By the time the complaint became public, ChatGPT no longer returned the same murder story when asked about Holmen. noyb attributed that change to OpenAI's newer model behavior, which had started using live web search for some identity queries. In practical terms, that meant Holmen was no longer being described as a murderer in current responses.

That was helpful, but not a clean resolution. The complaint argues that the underlying false data may still remain embedded in the model or its training pipeline, and that users have no reliable way to know whether inaccurate personal data has actually been erased or simply masked from future prompts. That matters under GDPR because the regulation is about processing personal data, not merely about whether the current user interface happens to display the worst version of it today.

This is one of the harder problems for large language models in Europe. Traditional databases can correct a record. Search indexes can remove a result.
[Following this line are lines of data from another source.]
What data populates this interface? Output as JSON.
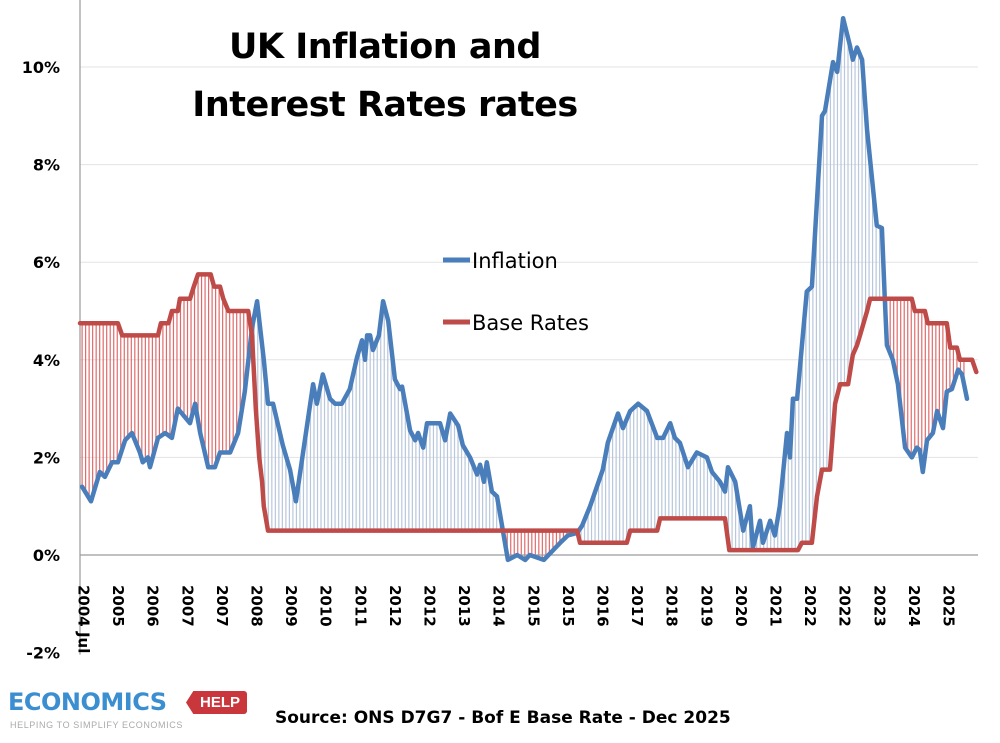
{
  "chart_data": {
    "type": "line",
    "title": "UK Inflation and Interest Rates rates",
    "title_lines": [
      "UK Inflation and",
      "Interest Rates rates"
    ],
    "xlabel": "",
    "ylabel": "",
    "x_tick_labels": [
      "2004 Jul",
      "2005",
      "2006",
      "2007",
      "2007",
      "2008",
      "2009",
      "2010",
      "2011",
      "2012",
      "2012",
      "2013",
      "2014",
      "2015",
      "2015",
      "2016",
      "2017",
      "2018",
      "2019",
      "2020",
      "2021",
      "2022",
      "2022",
      "2023",
      "2024",
      "2025"
    ],
    "xlim": [
      2004.6,
      2025.9
    ],
    "ylim": [
      -2,
      11
    ],
    "y_ticks": [
      -2,
      0,
      2,
      4,
      6,
      8,
      10
    ],
    "y_tick_labels": [
      "-2%",
      "0%",
      "2%",
      "4%",
      "6%",
      "8%",
      "10%"
    ],
    "grid": true,
    "legend_position": "center",
    "series": [
      {
        "name": "Inflation",
        "color": "#4a7ebb",
        "points": [
          [
            2004.65,
            1.4
          ],
          [
            2004.86,
            1.1
          ],
          [
            2005.07,
            1.7
          ],
          [
            2005.19,
            1.6
          ],
          [
            2005.36,
            1.9
          ],
          [
            2005.5,
            1.9
          ],
          [
            2005.67,
            2.35
          ],
          [
            2005.83,
            2.5
          ],
          [
            2006.02,
            2.1
          ],
          [
            2006.09,
            1.9
          ],
          [
            2006.21,
            2.0
          ],
          [
            2006.26,
            1.8
          ],
          [
            2006.45,
            2.4
          ],
          [
            2006.62,
            2.5
          ],
          [
            2006.78,
            2.4
          ],
          [
            2006.92,
            3.0
          ],
          [
            2007.21,
            2.7
          ],
          [
            2007.33,
            3.1
          ],
          [
            2007.45,
            2.5
          ],
          [
            2007.64,
            1.8
          ],
          [
            2007.8,
            1.8
          ],
          [
            2007.92,
            2.1
          ],
          [
            2008.16,
            2.1
          ],
          [
            2008.35,
            2.5
          ],
          [
            2008.51,
            3.35
          ],
          [
            2008.68,
            4.65
          ],
          [
            2008.8,
            5.2
          ],
          [
            2008.96,
            4.0
          ],
          [
            2009.06,
            3.1
          ],
          [
            2009.18,
            3.1
          ],
          [
            2009.41,
            2.25
          ],
          [
            2009.58,
            1.75
          ],
          [
            2009.72,
            1.1
          ],
          [
            2010.13,
            3.5
          ],
          [
            2010.22,
            3.1
          ],
          [
            2010.36,
            3.7
          ],
          [
            2010.53,
            3.2
          ],
          [
            2010.65,
            3.1
          ],
          [
            2010.81,
            3.1
          ],
          [
            2011.0,
            3.4
          ],
          [
            2011.17,
            4.05
          ],
          [
            2011.29,
            4.4
          ],
          [
            2011.36,
            4.0
          ],
          [
            2011.41,
            4.5
          ],
          [
            2011.48,
            4.5
          ],
          [
            2011.55,
            4.2
          ],
          [
            2011.69,
            4.5
          ],
          [
            2011.79,
            5.2
          ],
          [
            2011.91,
            4.8
          ],
          [
            2012.07,
            3.6
          ],
          [
            2012.19,
            3.4
          ],
          [
            2012.24,
            3.45
          ],
          [
            2012.43,
            2.55
          ],
          [
            2012.55,
            2.35
          ],
          [
            2012.62,
            2.5
          ],
          [
            2012.74,
            2.2
          ],
          [
            2012.83,
            2.7
          ],
          [
            2013.14,
            2.7
          ],
          [
            2013.26,
            2.35
          ],
          [
            2013.38,
            2.9
          ],
          [
            2013.57,
            2.65
          ],
          [
            2013.68,
            2.25
          ],
          [
            2013.85,
            2.0
          ],
          [
            2014.02,
            1.65
          ],
          [
            2014.09,
            1.85
          ],
          [
            2014.18,
            1.5
          ],
          [
            2014.25,
            1.9
          ],
          [
            2014.37,
            1.3
          ],
          [
            2014.49,
            1.2
          ],
          [
            2014.75,
            -0.1
          ],
          [
            2014.97,
            0.0
          ],
          [
            2015.16,
            -0.1
          ],
          [
            2015.27,
            0.0
          ],
          [
            2015.6,
            -0.1
          ],
          [
            2015.99,
            0.25
          ],
          [
            2016.17,
            0.4
          ],
          [
            2016.39,
            0.45
          ],
          [
            2016.51,
            0.6
          ],
          [
            2016.7,
            1.0
          ],
          [
            2017.0,
            1.75
          ],
          [
            2017.12,
            2.3
          ],
          [
            2017.36,
            2.9
          ],
          [
            2017.48,
            2.6
          ],
          [
            2017.65,
            2.95
          ],
          [
            2017.84,
            3.1
          ],
          [
            2018.05,
            2.95
          ],
          [
            2018.29,
            2.4
          ],
          [
            2018.43,
            2.4
          ],
          [
            2018.6,
            2.7
          ],
          [
            2018.71,
            2.4
          ],
          [
            2018.83,
            2.3
          ],
          [
            2019.02,
            1.8
          ],
          [
            2019.23,
            2.1
          ],
          [
            2019.47,
            2.0
          ],
          [
            2019.59,
            1.7
          ],
          [
            2019.78,
            1.5
          ],
          [
            2019.9,
            1.3
          ],
          [
            2019.97,
            1.8
          ],
          [
            2020.14,
            1.5
          ],
          [
            2020.33,
            0.5
          ],
          [
            2020.49,
            1.0
          ],
          [
            2020.56,
            0.15
          ],
          [
            2020.73,
            0.7
          ],
          [
            2020.8,
            0.25
          ],
          [
            2020.97,
            0.7
          ],
          [
            2021.08,
            0.4
          ],
          [
            2021.2,
            1.0
          ],
          [
            2021.37,
            2.5
          ],
          [
            2021.44,
            2.0
          ],
          [
            2021.51,
            3.2
          ],
          [
            2021.61,
            3.2
          ],
          [
            2021.84,
            5.4
          ],
          [
            2021.96,
            5.5
          ],
          [
            2022.2,
            9.0
          ],
          [
            2022.27,
            9.1
          ],
          [
            2022.46,
            10.1
          ],
          [
            2022.56,
            9.9
          ],
          [
            2022.7,
            11.0
          ],
          [
            2022.86,
            10.45
          ],
          [
            2022.93,
            10.15
          ],
          [
            2023.03,
            10.4
          ],
          [
            2023.15,
            10.15
          ],
          [
            2023.27,
            8.7
          ],
          [
            2023.5,
            6.75
          ],
          [
            2023.62,
            6.7
          ],
          [
            2023.69,
            5.25
          ],
          [
            2023.74,
            4.3
          ],
          [
            2023.88,
            4.0
          ],
          [
            2024.0,
            3.5
          ],
          [
            2024.17,
            2.2
          ],
          [
            2024.33,
            2.0
          ],
          [
            2024.45,
            2.2
          ],
          [
            2024.52,
            2.15
          ],
          [
            2024.59,
            1.7
          ],
          [
            2024.69,
            2.35
          ],
          [
            2024.83,
            2.5
          ],
          [
            2024.93,
            2.95
          ],
          [
            2025.07,
            2.6
          ],
          [
            2025.16,
            3.35
          ],
          [
            2025.28,
            3.4
          ],
          [
            2025.43,
            3.8
          ],
          [
            2025.52,
            3.7
          ],
          [
            2025.64,
            3.2
          ]
        ]
      },
      {
        "name": "Base Rates",
        "color": "#be4b48",
        "points": [
          [
            2004.6,
            4.75
          ],
          [
            2005.5,
            4.75
          ],
          [
            2005.6,
            4.5
          ],
          [
            2006.45,
            4.5
          ],
          [
            2006.52,
            4.75
          ],
          [
            2006.7,
            4.75
          ],
          [
            2006.78,
            5.0
          ],
          [
            2006.92,
            5.0
          ],
          [
            2006.97,
            5.25
          ],
          [
            2007.21,
            5.25
          ],
          [
            2007.3,
            5.5
          ],
          [
            2007.4,
            5.75
          ],
          [
            2007.7,
            5.75
          ],
          [
            2007.78,
            5.5
          ],
          [
            2007.92,
            5.5
          ],
          [
            2008.0,
            5.25
          ],
          [
            2008.12,
            5.0
          ],
          [
            2008.59,
            5.0
          ],
          [
            2008.68,
            4.5
          ],
          [
            2008.77,
            3.0
          ],
          [
            2008.85,
            2.0
          ],
          [
            2008.92,
            1.5
          ],
          [
            2008.96,
            1.0
          ],
          [
            2009.06,
            0.5
          ],
          [
            2016.39,
            0.5
          ],
          [
            2016.46,
            0.25
          ],
          [
            2017.57,
            0.25
          ],
          [
            2017.65,
            0.5
          ],
          [
            2018.29,
            0.5
          ],
          [
            2018.36,
            0.75
          ],
          [
            2019.9,
            0.75
          ],
          [
            2020.0,
            0.1
          ],
          [
            2021.63,
            0.1
          ],
          [
            2021.72,
            0.25
          ],
          [
            2021.96,
            0.25
          ],
          [
            2022.08,
            1.2
          ],
          [
            2022.2,
            1.75
          ],
          [
            2022.39,
            1.75
          ],
          [
            2022.51,
            3.1
          ],
          [
            2022.63,
            3.5
          ],
          [
            2022.82,
            3.5
          ],
          [
            2022.93,
            4.1
          ],
          [
            2023.03,
            4.3
          ],
          [
            2023.1,
            4.5
          ],
          [
            2023.27,
            5.0
          ],
          [
            2023.34,
            5.25
          ],
          [
            2024.33,
            5.25
          ],
          [
            2024.4,
            5.0
          ],
          [
            2024.64,
            5.0
          ],
          [
            2024.71,
            4.75
          ],
          [
            2025.16,
            4.75
          ],
          [
            2025.24,
            4.25
          ],
          [
            2025.4,
            4.25
          ],
          [
            2025.47,
            4.0
          ],
          [
            2025.76,
            4.0
          ],
          [
            2025.86,
            3.75
          ]
        ]
      }
    ]
  },
  "footer": {
    "source": "Source: ONS D7G7 - Bof E Base Rate - Dec 2025",
    "logo_word": "ECONOMICS",
    "logo_tag": "HELP",
    "logo_tagline": "HELPING TO SIMPLIFY ECONOMICS"
  }
}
A model that has absorbed false associations during training is much harder to interrogate and even harder to correct with confidence. OpenAI can change product behavior. It is much less obvious that it can prove the bad association is gone.

The Pattern Behind the Story

AI defamation stories often involve public figures because they are easier to spot. A celebrity or politician checks what the bot says about them, finds a fabricated claim, and has enough reach to get press attention. Holmen's case is more unsettling because it involves a private person with no public role and no obvious reason for a model to generate a lurid crime history in the first place.

That raises a broader question about the long tail of AI hallucinations about real people. Public cases are the ones that get reported. Private cases are harder to detect because the subject often has no reason to test the model and no practical way to learn what strangers may have asked it.

Once that problem is framed as personal-data accuracy rather than generic model unreliability, it starts to look less like a product-improvement issue and more like a compliance issue with teeth. European regulators have spent years arguing that data rights still apply when the processing becomes technically complicated. Holmen's case gives that argument a particularly ugly fact pattern.

Why The Disclaimer Fails

OpenAI's standard warning that outputs may be inaccurate makes sense from a consumer-product perspective. It tells users not to trust the system blindly. The trouble is that disclaimers shift the burden to the reader while leaving the subject of the false statement exposed.

That approach might be defensible when the model is summarizing trivia or fumbling a recipe. It looks much thinner when the output accuses a named person of murdering children. noyb's complaint leans hard on that distinction: the legal duty is not satisfied by admitting in advance that the machine sometimes lies.

The complaint also points to a practical asymmetry. The person harmed by the output is usually not the person who triggered it. Holmen could not meaningfully protect himself by being a cautious ChatGPT user if the false statement was generated for someone else. That is another reason the "please verify" disclaimer falls short here. It assumes the person receiving the output is the person bearing the risk.

Why It Fits Vibe Graveyard

This story belongs here because the failure is concrete, documented, and consequential. A deployed AI product produced a false and defamatory answer about a real person. The output mixed fabricated claims with accurate personal details, which increased its plausibility. The aftermath included a formal regulatory complaint backed by a detailed filing and source material.

It also captures a recurring AI failure mode in unusually stark form: a model that does not know a fact will often invent one, and invention gets much more dangerous when the subject is a real person rather than a technical question or a joke prompt.

OpenAI did not need ChatGPT to be perfect to avoid this story. It only needed the system not to generate a fictional child-murder conviction for an identifiable private citizen. That is a low bar. ChatGPT still managed to tunnel under it.